Coaches verfeinern ihr Können in dieser Hinsicht in der Praxis durch Erfahrung und Übung immer weiter – und ebenso durch die andauernde und bewusste Reflexion über die herausfordernde Aufgabe. Eine geeignete Lektüre ist dazu das Buch von Uwe Michalak. Er ist psychologischer Psychotherapeut, Supervisor, Coach und Paarberater in eigener Praxis. Zudem ist er im Westfälischen Institut für Systemische Therapie und Beratung Münster e.V. (WIST) geschäftsführender Vorstand. Er hat bereits die Bücher „Supervision reflektieren“ (2020) und „Werkstattbuch systemische Supervision“ (2022) mitverfasst. Mit dem vorliegenden Buch „Navigationsinstrumente für gelingende Beratung“ will Michalak Orientierung bieten „beim Segeln in den Gewässern sozialer Systeme“. Seine Leser und Leserinnen möchte er unterstützen, eigene Prozesse besser zu verstehen und ein eingeschliffenes Vorgehen im Sinne der Klienten liebevoll infrage zu stellen.


Der schmale Band (152 Seiten) ist in sieben Kapitel aufgeteilt: (1) Über den Nutzen von Differenzen und Spannungsbögen, (2) Beratungsjazz, (3) Hypothesen (des-)orientieren, (4) Welche Bedeutung haben Interventionen? (5) Das Hier und Jetzt zwischen dem Gestern und Morgen, (6) Körperreaktionen (über)sehen und (7) Schlüsselwörter in der Beratung. Die Kapitel sind gedanklich verbunden, jedes kann jedoch für sich gelesen werden, darauf weist der Autor explizit hin. 

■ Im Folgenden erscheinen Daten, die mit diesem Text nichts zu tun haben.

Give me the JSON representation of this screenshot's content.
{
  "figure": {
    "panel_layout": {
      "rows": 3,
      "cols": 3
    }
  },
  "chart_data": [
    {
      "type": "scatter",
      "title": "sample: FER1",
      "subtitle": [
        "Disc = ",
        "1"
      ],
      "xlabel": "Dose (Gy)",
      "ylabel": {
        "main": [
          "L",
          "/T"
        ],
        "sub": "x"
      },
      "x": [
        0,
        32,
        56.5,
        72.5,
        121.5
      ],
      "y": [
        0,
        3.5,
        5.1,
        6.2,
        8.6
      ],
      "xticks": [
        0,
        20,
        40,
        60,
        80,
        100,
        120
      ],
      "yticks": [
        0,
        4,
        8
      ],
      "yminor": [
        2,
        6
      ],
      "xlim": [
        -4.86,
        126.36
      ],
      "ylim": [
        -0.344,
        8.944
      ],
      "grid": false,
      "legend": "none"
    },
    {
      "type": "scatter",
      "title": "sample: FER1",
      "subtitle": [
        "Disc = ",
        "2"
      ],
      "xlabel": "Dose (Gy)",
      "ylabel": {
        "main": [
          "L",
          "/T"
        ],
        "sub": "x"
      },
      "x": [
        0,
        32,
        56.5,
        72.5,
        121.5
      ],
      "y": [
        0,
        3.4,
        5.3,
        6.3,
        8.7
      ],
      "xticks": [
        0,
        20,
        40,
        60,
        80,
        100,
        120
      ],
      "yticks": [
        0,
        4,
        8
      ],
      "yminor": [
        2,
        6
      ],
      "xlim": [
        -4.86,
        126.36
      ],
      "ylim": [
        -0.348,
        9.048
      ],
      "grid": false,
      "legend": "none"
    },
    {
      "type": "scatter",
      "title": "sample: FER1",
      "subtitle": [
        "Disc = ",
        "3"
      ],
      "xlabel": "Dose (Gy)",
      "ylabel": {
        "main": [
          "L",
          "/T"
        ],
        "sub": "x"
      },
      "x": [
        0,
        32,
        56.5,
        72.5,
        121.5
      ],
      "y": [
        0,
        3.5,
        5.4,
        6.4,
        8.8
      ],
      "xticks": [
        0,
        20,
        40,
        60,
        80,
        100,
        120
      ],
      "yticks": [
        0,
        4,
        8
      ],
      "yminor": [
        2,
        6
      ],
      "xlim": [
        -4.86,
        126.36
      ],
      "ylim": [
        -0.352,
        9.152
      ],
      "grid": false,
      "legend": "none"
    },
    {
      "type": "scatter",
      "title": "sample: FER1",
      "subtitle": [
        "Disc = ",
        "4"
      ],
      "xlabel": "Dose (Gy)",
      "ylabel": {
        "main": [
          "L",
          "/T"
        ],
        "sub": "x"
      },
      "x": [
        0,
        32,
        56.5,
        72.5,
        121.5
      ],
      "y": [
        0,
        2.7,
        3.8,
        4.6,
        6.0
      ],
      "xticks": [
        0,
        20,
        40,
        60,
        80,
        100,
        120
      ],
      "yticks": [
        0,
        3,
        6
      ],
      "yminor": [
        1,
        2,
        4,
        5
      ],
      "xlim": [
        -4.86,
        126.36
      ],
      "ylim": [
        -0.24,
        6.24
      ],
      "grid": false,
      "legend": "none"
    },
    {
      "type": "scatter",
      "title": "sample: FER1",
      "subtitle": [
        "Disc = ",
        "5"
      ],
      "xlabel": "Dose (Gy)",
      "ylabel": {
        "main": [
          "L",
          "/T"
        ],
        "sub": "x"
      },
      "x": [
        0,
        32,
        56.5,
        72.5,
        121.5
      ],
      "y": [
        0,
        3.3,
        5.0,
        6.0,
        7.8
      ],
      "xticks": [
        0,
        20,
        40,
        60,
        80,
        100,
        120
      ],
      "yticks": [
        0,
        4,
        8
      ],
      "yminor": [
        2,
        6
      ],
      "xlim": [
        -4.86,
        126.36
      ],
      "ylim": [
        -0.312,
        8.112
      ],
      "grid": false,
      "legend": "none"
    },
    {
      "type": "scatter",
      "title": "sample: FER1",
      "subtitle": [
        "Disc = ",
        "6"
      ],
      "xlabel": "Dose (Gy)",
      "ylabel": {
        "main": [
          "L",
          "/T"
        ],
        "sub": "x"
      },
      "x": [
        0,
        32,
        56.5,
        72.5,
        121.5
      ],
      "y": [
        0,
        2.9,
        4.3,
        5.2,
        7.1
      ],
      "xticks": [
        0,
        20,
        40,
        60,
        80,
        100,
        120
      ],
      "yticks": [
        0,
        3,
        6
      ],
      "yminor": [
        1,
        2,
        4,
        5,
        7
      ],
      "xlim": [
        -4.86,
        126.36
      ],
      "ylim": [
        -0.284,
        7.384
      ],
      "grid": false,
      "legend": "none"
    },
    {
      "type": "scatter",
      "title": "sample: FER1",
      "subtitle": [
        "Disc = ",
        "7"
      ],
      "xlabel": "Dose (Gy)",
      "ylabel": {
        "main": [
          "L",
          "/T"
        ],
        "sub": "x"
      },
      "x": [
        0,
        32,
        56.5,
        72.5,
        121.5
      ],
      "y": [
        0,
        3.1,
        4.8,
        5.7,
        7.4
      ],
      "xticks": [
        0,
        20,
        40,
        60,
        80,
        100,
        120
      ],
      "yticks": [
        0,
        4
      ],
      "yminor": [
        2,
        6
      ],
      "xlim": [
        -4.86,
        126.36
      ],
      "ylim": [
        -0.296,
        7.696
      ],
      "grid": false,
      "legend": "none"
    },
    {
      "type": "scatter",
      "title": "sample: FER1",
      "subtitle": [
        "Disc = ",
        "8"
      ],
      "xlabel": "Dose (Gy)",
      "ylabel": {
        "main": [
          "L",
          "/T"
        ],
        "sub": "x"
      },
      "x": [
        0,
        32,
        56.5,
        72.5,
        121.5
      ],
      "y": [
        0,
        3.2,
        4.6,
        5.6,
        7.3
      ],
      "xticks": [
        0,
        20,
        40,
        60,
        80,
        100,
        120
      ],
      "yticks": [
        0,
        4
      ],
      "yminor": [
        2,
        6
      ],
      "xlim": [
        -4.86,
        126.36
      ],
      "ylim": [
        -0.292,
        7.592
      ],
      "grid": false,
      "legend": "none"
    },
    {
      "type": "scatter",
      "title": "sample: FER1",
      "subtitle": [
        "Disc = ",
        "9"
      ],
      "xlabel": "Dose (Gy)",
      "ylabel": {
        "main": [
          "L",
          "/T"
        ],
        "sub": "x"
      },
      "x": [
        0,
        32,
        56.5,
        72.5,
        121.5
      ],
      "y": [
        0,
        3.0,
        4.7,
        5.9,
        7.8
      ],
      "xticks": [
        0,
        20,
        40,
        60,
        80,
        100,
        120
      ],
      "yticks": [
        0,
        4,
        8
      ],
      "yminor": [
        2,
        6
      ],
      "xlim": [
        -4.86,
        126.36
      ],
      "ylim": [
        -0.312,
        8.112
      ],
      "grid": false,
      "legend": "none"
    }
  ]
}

Sehr originell ist das zweite Kapitel, für das Michalak das Kunstwort „Beratungsjazz“ geschaffen hat. Er fokussiert hier auf das Potenzial des Improvisierens im Coaching und geht den Fragen „Wie können professionelle Gespräche vom Jazz profitieren?“ und „Wie erlernen Beratende das Improvisieren?“ nach. Das Improvisieren begründe und signalisiere die Bereitschaft des Beraters, nützliche kommunikative Anschlüsse im Angesicht von Unerwartetem zu managen und im Hier und Jetzt zu verbleiben. „Eine Beratung beschreibt einen Prozess der Kooperation, in dessen Verlauf Unerwartetes auftaucht. Das Unerwartete zeugt davon, dass die Beratung produktiv vorankommt; es dementsprechend zu beachten und aufzugreifen, fordert die beratende Person und fördert die Kooperation in der Beratung“, schreibt Michalak (S. 8). Ihm gelingt es, Erkenntnisse über musikalische Improvisationen – man darf sich den Autor wohl als großen Jazz-Fan vorstellen – für das Coaching nutzbar zu machen.

Das Buch vermittelt in den sieben Kapiteln Meta-Wissen und regt zur Selbstreflexion über die eigenen Prozesse während einer Coaching-Sitzung an. Kritisch kann man anmerken, dass es sehr konzentriertes Lesen erfordert, um den passagenweise sehr abstrakten Überlegungen zu folgen. Und: Der Autor empfiehlt das Buch explizit auch Coaches am Berufsanfang. Wer daraus jedoch schließt, praktische Tipps für konkrete Herausforderungen zu erhalten, könnte enttäuscht sein. Die Stärke des Buches ist gleichzeitig seine Schwäche. Der Autor tritt zurück, um mit Abstand auf das Beratungsgeschehen zu schauen. Dieser Adlerblick schließt – ganz dem systemischen Denken verpflichtet – eben konkrete Handlungsempfehlungen oder „Tipps und Tricks“, wie es besser gehen könnte, aus. Wer das Wort „Impulse“ im Titel wortwörtlich nimmt, wird viel Gutes aus dem Buch ziehen können.

Fazit: Ein spannendes Lesebuch für Coaches, die Lust haben, Routinen und Vertrautes zu hinterfragen und sich aktiv mit ihrem Beratungshandeln auseinanderzusetzen.